Testing and evaluation of glass fiber reinforced polymers by thermal wave imaging

Abstract

Glass Fiber Reinforced Polymer (GFRP) composites are being used in wide range of applications since these materials are less affected by environmental and atmospheric conditions in addition to its high strength to weight ratio. However, there are still some concerns about reinforced polymers due to their manufacturing imperfection or imperfections during their inservice, such as the presence of surface and sub-surface defects which effect their performance.
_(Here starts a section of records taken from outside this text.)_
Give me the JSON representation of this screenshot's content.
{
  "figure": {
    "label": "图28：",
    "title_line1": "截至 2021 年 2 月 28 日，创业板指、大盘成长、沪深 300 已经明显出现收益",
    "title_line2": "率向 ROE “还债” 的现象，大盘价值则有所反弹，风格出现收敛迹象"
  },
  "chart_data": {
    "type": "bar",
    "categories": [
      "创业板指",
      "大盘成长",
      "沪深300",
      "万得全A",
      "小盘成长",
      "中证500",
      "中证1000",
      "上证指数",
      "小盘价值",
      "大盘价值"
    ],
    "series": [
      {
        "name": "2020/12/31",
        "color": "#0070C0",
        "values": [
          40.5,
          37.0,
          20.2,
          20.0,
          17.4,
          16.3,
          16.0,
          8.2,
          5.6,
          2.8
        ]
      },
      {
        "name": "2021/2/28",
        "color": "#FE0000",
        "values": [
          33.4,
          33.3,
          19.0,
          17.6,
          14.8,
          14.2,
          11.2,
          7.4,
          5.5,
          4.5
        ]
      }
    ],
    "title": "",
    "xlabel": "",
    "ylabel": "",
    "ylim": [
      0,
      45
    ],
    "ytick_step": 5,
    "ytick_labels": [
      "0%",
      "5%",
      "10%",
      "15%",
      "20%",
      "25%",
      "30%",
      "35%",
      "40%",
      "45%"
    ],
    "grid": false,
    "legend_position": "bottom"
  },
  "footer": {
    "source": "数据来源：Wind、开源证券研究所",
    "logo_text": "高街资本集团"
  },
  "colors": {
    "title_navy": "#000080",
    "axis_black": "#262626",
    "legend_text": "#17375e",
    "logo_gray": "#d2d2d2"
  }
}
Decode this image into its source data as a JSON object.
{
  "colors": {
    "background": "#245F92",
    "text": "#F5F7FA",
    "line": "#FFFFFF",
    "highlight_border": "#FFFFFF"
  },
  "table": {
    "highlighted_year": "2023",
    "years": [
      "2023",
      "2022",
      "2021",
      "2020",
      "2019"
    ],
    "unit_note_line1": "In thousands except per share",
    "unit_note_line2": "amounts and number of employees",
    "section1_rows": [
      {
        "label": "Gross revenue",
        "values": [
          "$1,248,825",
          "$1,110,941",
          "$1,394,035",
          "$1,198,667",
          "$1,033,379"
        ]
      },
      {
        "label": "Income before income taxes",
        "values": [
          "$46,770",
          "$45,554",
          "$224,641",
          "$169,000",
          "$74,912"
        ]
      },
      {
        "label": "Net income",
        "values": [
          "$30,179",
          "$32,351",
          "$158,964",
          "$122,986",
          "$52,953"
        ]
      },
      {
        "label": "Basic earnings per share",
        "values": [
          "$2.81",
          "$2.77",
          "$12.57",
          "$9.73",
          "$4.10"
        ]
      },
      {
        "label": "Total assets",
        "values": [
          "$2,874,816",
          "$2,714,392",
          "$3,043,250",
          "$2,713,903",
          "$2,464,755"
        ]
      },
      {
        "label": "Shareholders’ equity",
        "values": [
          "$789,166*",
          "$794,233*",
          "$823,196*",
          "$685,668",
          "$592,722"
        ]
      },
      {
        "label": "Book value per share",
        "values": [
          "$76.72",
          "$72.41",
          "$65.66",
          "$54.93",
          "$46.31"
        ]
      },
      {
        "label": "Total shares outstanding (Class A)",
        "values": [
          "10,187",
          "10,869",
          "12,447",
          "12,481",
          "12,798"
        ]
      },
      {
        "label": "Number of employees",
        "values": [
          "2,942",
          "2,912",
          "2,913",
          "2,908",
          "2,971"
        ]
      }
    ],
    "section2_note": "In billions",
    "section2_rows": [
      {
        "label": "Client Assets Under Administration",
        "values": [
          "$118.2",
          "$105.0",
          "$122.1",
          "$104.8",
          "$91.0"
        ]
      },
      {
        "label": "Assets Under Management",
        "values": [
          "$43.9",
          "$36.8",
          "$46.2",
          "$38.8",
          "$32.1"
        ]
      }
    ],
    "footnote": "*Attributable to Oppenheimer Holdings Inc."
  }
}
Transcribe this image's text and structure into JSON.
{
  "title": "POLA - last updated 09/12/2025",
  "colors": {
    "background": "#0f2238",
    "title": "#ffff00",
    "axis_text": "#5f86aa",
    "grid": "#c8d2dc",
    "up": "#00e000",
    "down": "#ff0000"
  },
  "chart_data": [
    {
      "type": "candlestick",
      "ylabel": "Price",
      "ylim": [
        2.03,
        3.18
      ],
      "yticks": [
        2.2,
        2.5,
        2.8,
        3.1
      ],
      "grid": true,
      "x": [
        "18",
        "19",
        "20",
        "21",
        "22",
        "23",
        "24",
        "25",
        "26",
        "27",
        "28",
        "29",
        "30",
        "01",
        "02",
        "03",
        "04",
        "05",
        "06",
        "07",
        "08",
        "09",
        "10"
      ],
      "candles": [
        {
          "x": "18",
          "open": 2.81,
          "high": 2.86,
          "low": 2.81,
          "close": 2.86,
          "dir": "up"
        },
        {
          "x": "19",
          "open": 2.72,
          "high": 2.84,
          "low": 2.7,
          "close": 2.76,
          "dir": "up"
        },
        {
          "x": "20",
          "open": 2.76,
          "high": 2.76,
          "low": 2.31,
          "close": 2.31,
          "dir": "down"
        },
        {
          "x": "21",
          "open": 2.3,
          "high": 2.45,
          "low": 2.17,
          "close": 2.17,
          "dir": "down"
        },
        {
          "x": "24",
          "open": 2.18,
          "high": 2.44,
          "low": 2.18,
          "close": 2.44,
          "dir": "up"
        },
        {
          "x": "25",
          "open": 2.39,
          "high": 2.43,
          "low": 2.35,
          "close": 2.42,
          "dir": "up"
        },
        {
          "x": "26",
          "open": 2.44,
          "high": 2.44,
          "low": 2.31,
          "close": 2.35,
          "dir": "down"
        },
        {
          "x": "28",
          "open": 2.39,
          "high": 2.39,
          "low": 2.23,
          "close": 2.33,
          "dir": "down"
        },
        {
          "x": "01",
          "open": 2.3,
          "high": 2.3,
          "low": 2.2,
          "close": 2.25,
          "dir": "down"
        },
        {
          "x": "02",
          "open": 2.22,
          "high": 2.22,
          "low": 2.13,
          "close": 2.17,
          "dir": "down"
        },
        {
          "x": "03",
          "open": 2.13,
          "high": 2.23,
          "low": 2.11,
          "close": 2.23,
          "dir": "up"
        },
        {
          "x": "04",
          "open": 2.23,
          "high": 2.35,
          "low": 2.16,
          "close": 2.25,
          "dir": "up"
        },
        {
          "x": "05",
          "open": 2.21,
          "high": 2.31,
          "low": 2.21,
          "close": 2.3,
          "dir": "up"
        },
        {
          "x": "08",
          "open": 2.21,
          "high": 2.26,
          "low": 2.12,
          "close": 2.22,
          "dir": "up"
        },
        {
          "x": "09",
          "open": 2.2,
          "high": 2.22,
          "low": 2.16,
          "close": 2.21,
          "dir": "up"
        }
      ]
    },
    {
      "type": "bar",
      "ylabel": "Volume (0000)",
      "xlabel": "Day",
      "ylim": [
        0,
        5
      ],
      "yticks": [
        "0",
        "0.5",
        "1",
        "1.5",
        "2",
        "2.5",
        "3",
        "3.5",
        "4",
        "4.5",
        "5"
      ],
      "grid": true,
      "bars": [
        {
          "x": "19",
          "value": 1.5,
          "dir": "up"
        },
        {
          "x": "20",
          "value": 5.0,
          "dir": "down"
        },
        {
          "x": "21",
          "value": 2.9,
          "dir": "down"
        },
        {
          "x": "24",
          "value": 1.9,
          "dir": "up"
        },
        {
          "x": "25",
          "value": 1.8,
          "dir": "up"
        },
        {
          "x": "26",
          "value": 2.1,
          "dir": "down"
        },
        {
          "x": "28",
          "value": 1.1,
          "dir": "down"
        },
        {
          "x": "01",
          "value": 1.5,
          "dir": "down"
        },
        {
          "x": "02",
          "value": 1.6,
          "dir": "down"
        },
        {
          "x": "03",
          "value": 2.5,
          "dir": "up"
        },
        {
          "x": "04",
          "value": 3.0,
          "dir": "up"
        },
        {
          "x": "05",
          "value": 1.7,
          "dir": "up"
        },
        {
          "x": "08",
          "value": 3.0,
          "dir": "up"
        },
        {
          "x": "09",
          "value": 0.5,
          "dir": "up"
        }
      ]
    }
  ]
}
InfraRed Thermography (IRT) shows its potential usage for non-destructive testing and evaluation (NDT&E) due to its intrinsic testing capabilities such as remote, whole field, quantitative and qualitative to detect surface and sub-surface defects. This present work highlights a spectral reshaping by introducing a Gaussian window on the captured thermal profile in a frequency modulated thermal wave imaging and named as Gaussian Windowed Frequency Modulated Thermal Wave Imaging (GWFMTWI) technique. Further various multi-transform techniques (time and frequency domain based) have been introduced in order to test sub-surface defect detection capabilities in chosen GFRP sample. Comparison has been made with the non-stationary linear frequency modulated thermal wave imaging technique in terms of depth scanning capability. Results obtained from the GWFMTWI clearly shows better detection potential with improved test resolution and sensitivity.